La commission des affaires juridiques et la commission des affaires constitutionnelles ont adopté conjointement un rapport d'initiative de Yana TOOM (Renew, EE) et Cyrus ENGERER (S&D, MT) sur la mise en œuvre du principe de primauté du droit de l'UE.

La primauté du droit de l’UE est un principe fondamental qui a été développé au fil du temps par la jurisprudence de la Cour de justice de l’UE (CJUE). Elle est essentielle pour assurer l'application cohérente du droit de l'UE dans toute l'Union et garantir l'égalité des citoyens de l'UE devant la loi. En outre, le concept de primauté n'implique pas qu'il existe une hiérarchie entre le droit de l'UE et le droit national. Il signifie plutôt qu'en cas de conflit, les États membres ont l'obligation de ne pas appliquer le droit national qui est contraire au droit de l'UE. Si les conditions d'applicabilité directe sont remplies, les autorités nationales sont tenues d'appliquer la disposition du droit de l’Union. Dans le cas contraire, les autorités nationales sont tenues d'interpréter le droit national conformément au droit de l’Union.

Si la grande majorité des juridictions des États membres appliquent le principe de primauté du droit de l'UE, ce principe est contesté ou n'est pas appliqué dans certains États membres.

Ce rapport de mise en œuvre montre l'importance que le Parlement attache au respect de ce principe et au contrôle de ce respect.

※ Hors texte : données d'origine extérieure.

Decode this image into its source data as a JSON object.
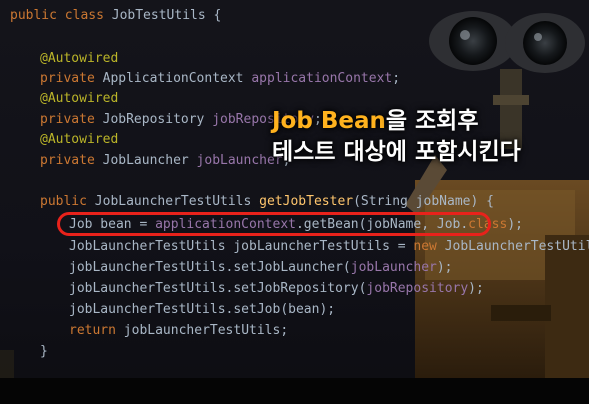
{
  "code": {
    "line1": {
      "kw": "public class ",
      "name": "JobTestUtils",
      "rest": " {"
    },
    "line2": {
      "ann": "@Autowired"
    },
    "line3": {
      "kw": "private ",
      "type": "ApplicationContext ",
      "field": "applicationContext",
      "end": ";"
    },
    "line4": {
      "ann": "@Autowired"
    },
    "line5": {
      "kw": "private ",
      "type": "JobRepository ",
      "field": "jobRepository",
      "end": ";"
    },
    "line6": {
      "ann": "@Autowired"
    },
    "line7": {
      "kw": "private ",
      "type": "JobLauncher ",
      "field": "jobLauncher",
      "end": ";"
    },
    "line8": {
      "kw": "public ",
      "type": "JobLauncherTestUtils ",
      "method": "getJobTester",
      "args": "(String jobName) {"
    },
    "line9": {
      "a": "Job bean = ",
      "field": "applicationContext",
      "b": ".getBean(jobName, Job.",
      "kw": "class",
      "c": ");"
    },
    "line10": {
      "a": "JobLauncherTestUtils jobLauncherTestUtils = ",
      "kw": "new ",
      "b": "JobLauncherTestUtils();"
    },
    "line11": {
      "a": "jobLauncherTestUtils.setJobLauncher(",
      "field": "jobLauncher",
      "b": ");"
    },
    "line12": {
      "a": "jobLauncherTestUtils.setJobRepository(",
      "field": "jobRepository",
      "b": ");"
    },
    "line13": {
      "a": "jobLauncherTestUtils.setJob(bean);"
    },
    "line14": {
      "kw": "return ",
      "a": "jobLauncherTestUtils;"
    },
    "line15": {
      "a": "}"
    }
  },
  "caption": {
    "line1_highlight": "Job Bean",
    "line1_rest": "을 조회후",
    "line2": "테스트 대상에 포함시킨다"
  },
  "colors": {
    "keyword": "#cc7832",
    "annotation": "#bbb529",
    "field": "#9876aa",
    "method": "#ffc66d",
    "highlight_box": "#e8221b",
    "caption_accent": "#ffb21e"
  },
  "decor": {
    "illustration": "robot-illustration"
  }
}
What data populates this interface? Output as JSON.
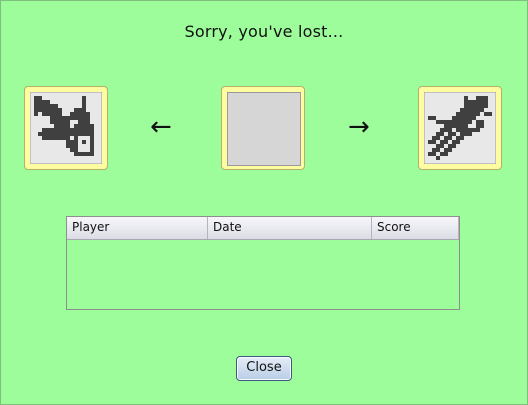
{
  "dialog": {
    "message": "Sorry, you've lost...",
    "arrow_left": "←",
    "arrow_right": "→",
    "close_label": "Close"
  },
  "pieces": {
    "left": "squirrel-with-disc-icon",
    "middle": "empty-tile",
    "right": "squid-icon"
  },
  "scores_table": {
    "columns": [
      "Player",
      "Date",
      "Score"
    ],
    "rows": []
  },
  "colors": {
    "background": "#9dfd9b",
    "tile_face": "#fdfca0",
    "pixel_dark": "#404040",
    "pixel_light": "#d6d6d6"
  }
}
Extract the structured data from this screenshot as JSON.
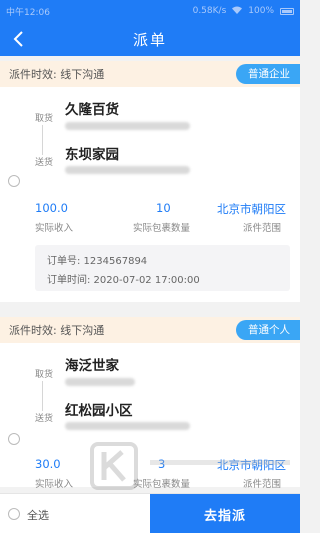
{
  "status_bar": {
    "carrier": "中午12:06",
    "speed": "0.58K/s",
    "battery": "100%"
  },
  "header": {
    "title": "派单"
  },
  "orders": [
    {
      "timeliness": "派件时效: 线下沟通",
      "customer_type": "普通企业",
      "pickup_label": "取货",
      "pickup_name": "久隆百货",
      "delivery_label": "送货",
      "delivery_name": "东坝家园",
      "income": "100.0",
      "income_label": "实际收入",
      "package_count": "10",
      "package_label": "实际包裹数量",
      "region": "北京市朝阳区",
      "region_label": "派件范围",
      "order_no": "订单号: 1234567894",
      "order_time": "订单时间: 2020-07-02 17:00:00"
    },
    {
      "timeliness": "派件时效: 线下沟通",
      "customer_type": "普通个人",
      "pickup_label": "取货",
      "pickup_name": "海泛世家",
      "delivery_label": "送货",
      "delivery_name": "红松园小区",
      "income": "30.0",
      "income_label": "实际收入",
      "package_count": "3",
      "package_label": "实际包裹数量",
      "region": "北京市朝阳区",
      "region_label": "派件范围"
    }
  ],
  "footer": {
    "select_all": "全选",
    "assign_button": "去指派"
  },
  "colors": {
    "primary": "#1f7cf6",
    "tag": "#3aa6f5",
    "head_bg": "#fdf1e3"
  }
}
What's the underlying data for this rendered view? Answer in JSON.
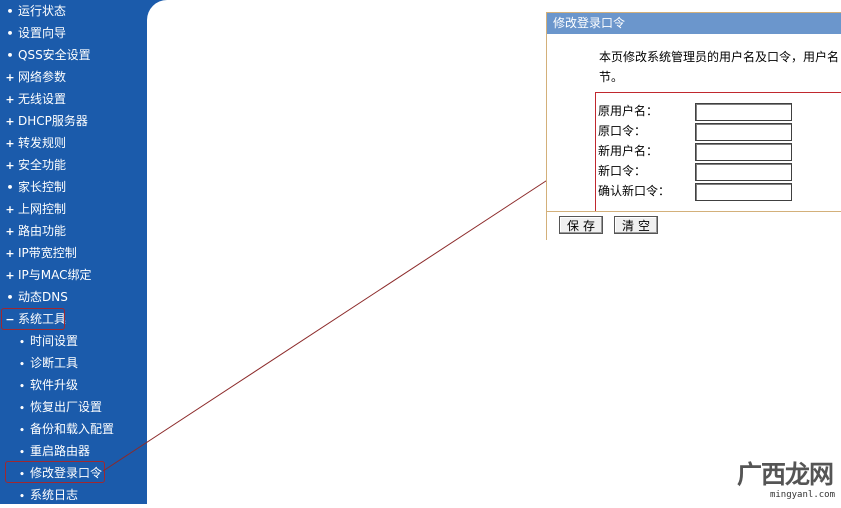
{
  "sidebar": {
    "items": [
      {
        "label": "运行状态",
        "bullet": "•",
        "kind": "top"
      },
      {
        "label": "设置向导",
        "bullet": "•",
        "kind": "top"
      },
      {
        "label": "QSS安全设置",
        "bullet": "•",
        "kind": "top"
      },
      {
        "label": "网络参数",
        "bullet": "+",
        "kind": "top"
      },
      {
        "label": "无线设置",
        "bullet": "+",
        "kind": "top"
      },
      {
        "label": "DHCP服务器",
        "bullet": "+",
        "kind": "top"
      },
      {
        "label": "转发规则",
        "bullet": "+",
        "kind": "top"
      },
      {
        "label": "安全功能",
        "bullet": "+",
        "kind": "top"
      },
      {
        "label": "家长控制",
        "bullet": "•",
        "kind": "top"
      },
      {
        "label": "上网控制",
        "bullet": "+",
        "kind": "top"
      },
      {
        "label": "路由功能",
        "bullet": "+",
        "kind": "top"
      },
      {
        "label": "IP带宽控制",
        "bullet": "+",
        "kind": "top"
      },
      {
        "label": "IP与MAC绑定",
        "bullet": "+",
        "kind": "top"
      },
      {
        "label": "动态DNS",
        "bullet": "•",
        "kind": "top"
      },
      {
        "label": "系统工具",
        "bullet": "−",
        "kind": "top"
      },
      {
        "label": "时间设置",
        "bullet": "•",
        "kind": "sub"
      },
      {
        "label": "诊断工具",
        "bullet": "•",
        "kind": "sub"
      },
      {
        "label": "软件升级",
        "bullet": "•",
        "kind": "sub"
      },
      {
        "label": "恢复出厂设置",
        "bullet": "•",
        "kind": "sub"
      },
      {
        "label": "备份和载入配置",
        "bullet": "•",
        "kind": "sub"
      },
      {
        "label": "重启路由器",
        "bullet": "•",
        "kind": "sub"
      },
      {
        "label": "修改登录口令",
        "bullet": "•",
        "kind": "sub"
      },
      {
        "label": "系统日志",
        "bullet": "•",
        "kind": "sub"
      }
    ],
    "background": "#1b5bab"
  },
  "panel": {
    "title": "修改登录口令",
    "description_line1": "本页修改系统管理员的用户名及口令，用户名",
    "description_line2": "节。",
    "fields": [
      {
        "label": "原用户名：",
        "value": ""
      },
      {
        "label": "原口令：",
        "value": ""
      },
      {
        "label": "新用户名：",
        "value": ""
      },
      {
        "label": "新口令：",
        "value": ""
      },
      {
        "label": "确认新口令：",
        "value": ""
      }
    ],
    "save_label": "保存",
    "clear_label": "清空",
    "header_color": "#6b96cc",
    "highlight_color": "#c0282e"
  },
  "watermark": {
    "logo_text": "广西龙网",
    "url_text": "mingyanl.com"
  }
}
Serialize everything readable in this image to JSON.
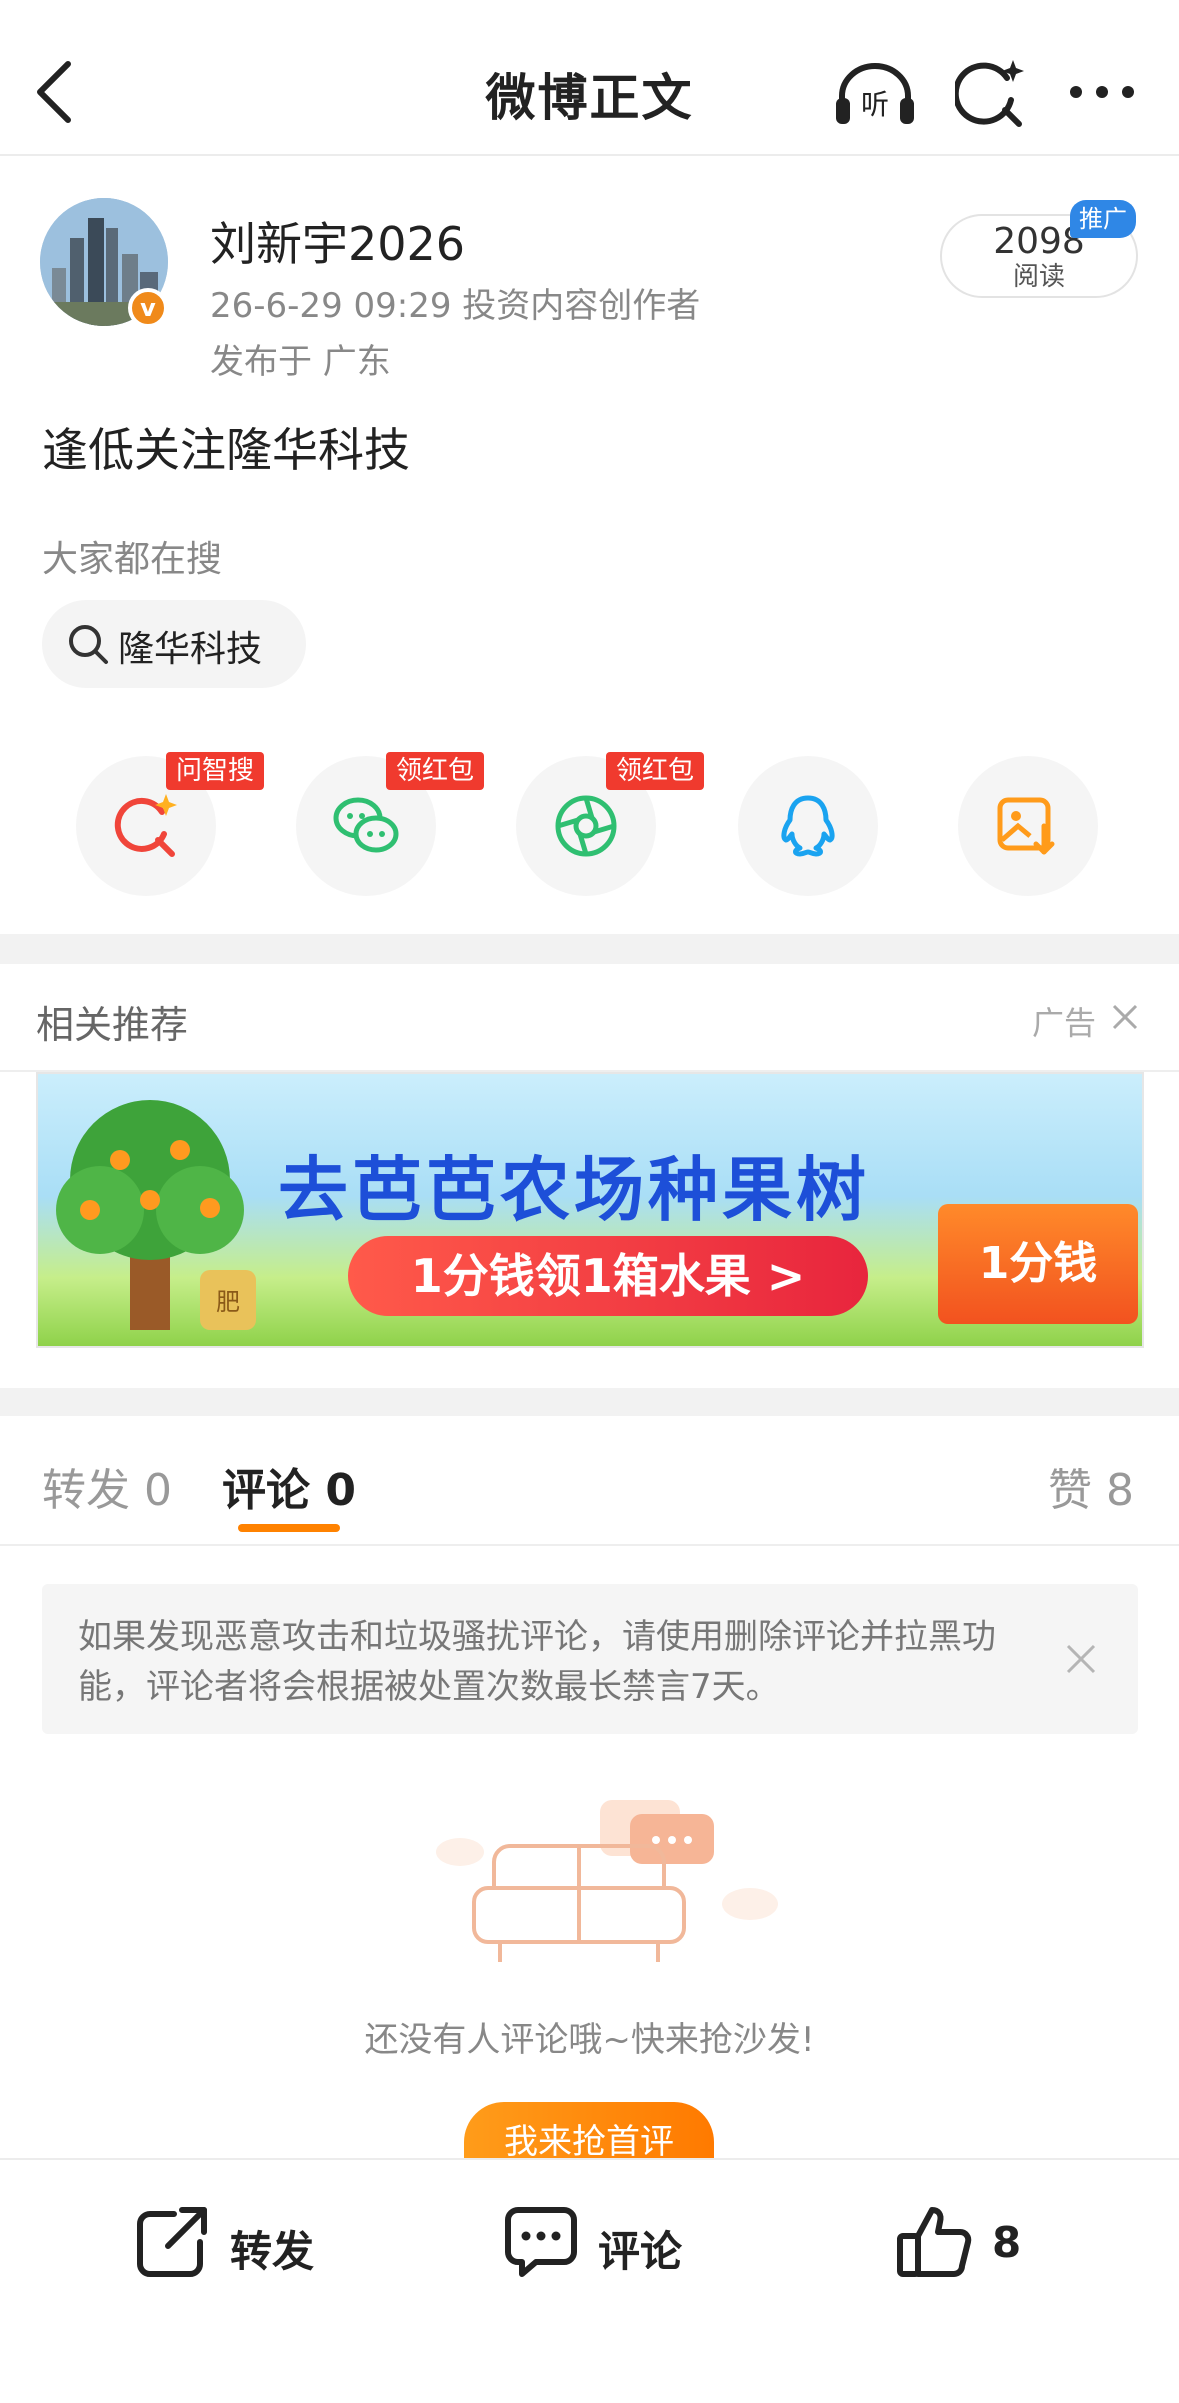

Les recherches menées sur cette question ont abouti aux considérations suivantes, qui constituent la base des recommandations suivantes :

- les organes exécutifs et législatifs devraient prendre des mesures pour modifier ou retirer les actes juridiques qui ont été jugés contraires à la législation de l'UE;

- le principe de primauté devrait faire l'objet d'une disposition explicite du traité;

- la CJUE, en tant que seule compétente pour l'interprétation définitive du droit de l'UE, devrait définir la portée du principe de primauté;

- le principe de primauté devrait être contraignant pour tous les organes des États membres à tout moment, et la force exécutive du droit de l'UE ne devrait pas varier d'un État membre à l'autre;

- bien que, dans leur grande majorité, les juridictions des États membres respectent le principe de primauté du droit de l'UE, les juridictions nationales ont, dans un certain nombre de cas, refusé de tirer les conséquences des arrêts de la CJUE;

- dans le cadre d’une procédure d’atteinte systémique à l’État de droit prévue à l’article 7, les États membres ont stratégiquement remis en question le principe de primauté du droit de l’Union pour des raisons politiques; de tels cas d’atteinte systémique à l’État de droit constituent une menace pour l’ordre juridique dans l’État membre concerné et pour la coopération sincère entre les États membres, ainsi qu’un manquement de cet État membre aux obligations qui lui incombent en vertu du traité;

- l'efficacité et l'uniformité du droit de l'UE et l'autorité de la CJUE doivent être préservées;

- la Commission devrait suivre de près les décisions des juridictions nationales concernant la primauté du droit de l'UE et engager des procédures d'infraction au titre de l'article 258 du TFUE en réponse aux arrêts des cours constitutionnelles nationales qui remettent en cause ce principe.